At para 1.76, the observation is made that a taxpayer would be at risk of a penalty if the taxpayer was careless (that is to say, did not act reasonably) in presenting all of the relevant facts to an adviser and such a failure materially affected the advice upon which the taxpayer sought to rely.
45 The Tribunal then identified a number of problems in the evidence before it on this issue. It identified: gaps in the evidence about what Mr Watsford told his accountants, the absence of any correspondence between Mr Watsford and his accountants about his instructions, whether he provided the information from his Quicken program to his accountants, no evidence whether Mr Watsford provided his accountants with the Deed of Release, and no evidence that Mr Watsford's lawyers were under the impression Mr Watsford thought the 2006 options had expired. The Tribunal also relied on the fact Mr Watsford was legally represented in his employment dispute negotiations with CBH and the Tribunal's inference (which it was entitled to draw) that his lawyers were aware of the definition of "Options" in the deed.
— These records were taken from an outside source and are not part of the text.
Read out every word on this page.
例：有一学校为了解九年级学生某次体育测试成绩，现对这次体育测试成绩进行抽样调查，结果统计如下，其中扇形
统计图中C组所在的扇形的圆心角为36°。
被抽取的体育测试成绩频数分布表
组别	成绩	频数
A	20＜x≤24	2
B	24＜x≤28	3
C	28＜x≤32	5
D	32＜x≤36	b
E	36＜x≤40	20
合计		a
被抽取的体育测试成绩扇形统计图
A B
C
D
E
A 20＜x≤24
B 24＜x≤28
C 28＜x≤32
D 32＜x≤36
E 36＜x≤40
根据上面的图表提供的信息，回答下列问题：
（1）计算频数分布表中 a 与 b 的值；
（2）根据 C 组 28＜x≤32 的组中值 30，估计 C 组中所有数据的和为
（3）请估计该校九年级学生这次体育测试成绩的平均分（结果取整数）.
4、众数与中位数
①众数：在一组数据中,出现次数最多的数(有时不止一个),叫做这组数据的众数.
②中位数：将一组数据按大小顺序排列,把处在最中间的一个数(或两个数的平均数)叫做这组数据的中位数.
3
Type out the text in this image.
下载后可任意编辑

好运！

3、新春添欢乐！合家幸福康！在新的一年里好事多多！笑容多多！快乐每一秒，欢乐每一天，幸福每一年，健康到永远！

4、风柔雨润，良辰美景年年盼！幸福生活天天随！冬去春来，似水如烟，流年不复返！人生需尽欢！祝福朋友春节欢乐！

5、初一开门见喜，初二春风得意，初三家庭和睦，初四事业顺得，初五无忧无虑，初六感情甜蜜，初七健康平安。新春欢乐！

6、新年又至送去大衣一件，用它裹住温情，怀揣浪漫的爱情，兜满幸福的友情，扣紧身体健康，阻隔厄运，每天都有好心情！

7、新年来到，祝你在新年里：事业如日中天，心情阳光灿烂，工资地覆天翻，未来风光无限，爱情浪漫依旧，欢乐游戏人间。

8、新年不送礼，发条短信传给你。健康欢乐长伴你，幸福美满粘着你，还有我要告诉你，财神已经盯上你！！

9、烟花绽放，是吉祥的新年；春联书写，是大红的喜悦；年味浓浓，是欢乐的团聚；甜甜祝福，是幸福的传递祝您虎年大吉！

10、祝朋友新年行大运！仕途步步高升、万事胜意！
46 The Tribunal also rejected the submission made on behalf of Mr Watsford that, if the expiry argument was reasonable and arguable and Mr Watsford believed this, that was sufficient to meet the reasonable care standard in s 284-90 of the TA Act. It held (at [83]):
Had he provided that document to his accountants, I have no reason to doubt that they would have come back to him with some questions about that. It follows I cannot accept Ms Baker's submission that to the extent that Mr Watsford had formed a belief concerning the options which was reasonable and arguable on the facts, it must follow that he took reasonable care in lodging his income tax return for the 2007 income year.
47 Finally, the Tribunal also rejected the submission that Mr Watsford's position was "about as likely as not correct". It found (at [85]):
No question arose in this case about the nature or legal characterisation of the options. The only matter in dispute was the characterisation of the terms of the contract between Mr Watsford and CBH regarding the options. Whether those options had lapsed or expired was simply a matter of carefully interpreting the terms of the agreement between the parties. As I have indicated above, a careful reading of the rules of the ESS and the Terms and Conditions under which the options were issued to Mr Watsford makes the situation abundantly clear. If that were not enough, there can be no disputing what is set out in the Deed of Release.
48 On appeal to this Court there was no dispute between the parties about the calculation of Mr Watsford's tax liability, nor about the quantum of the penalty imposed, if the challenges in the appeal otherwise failed.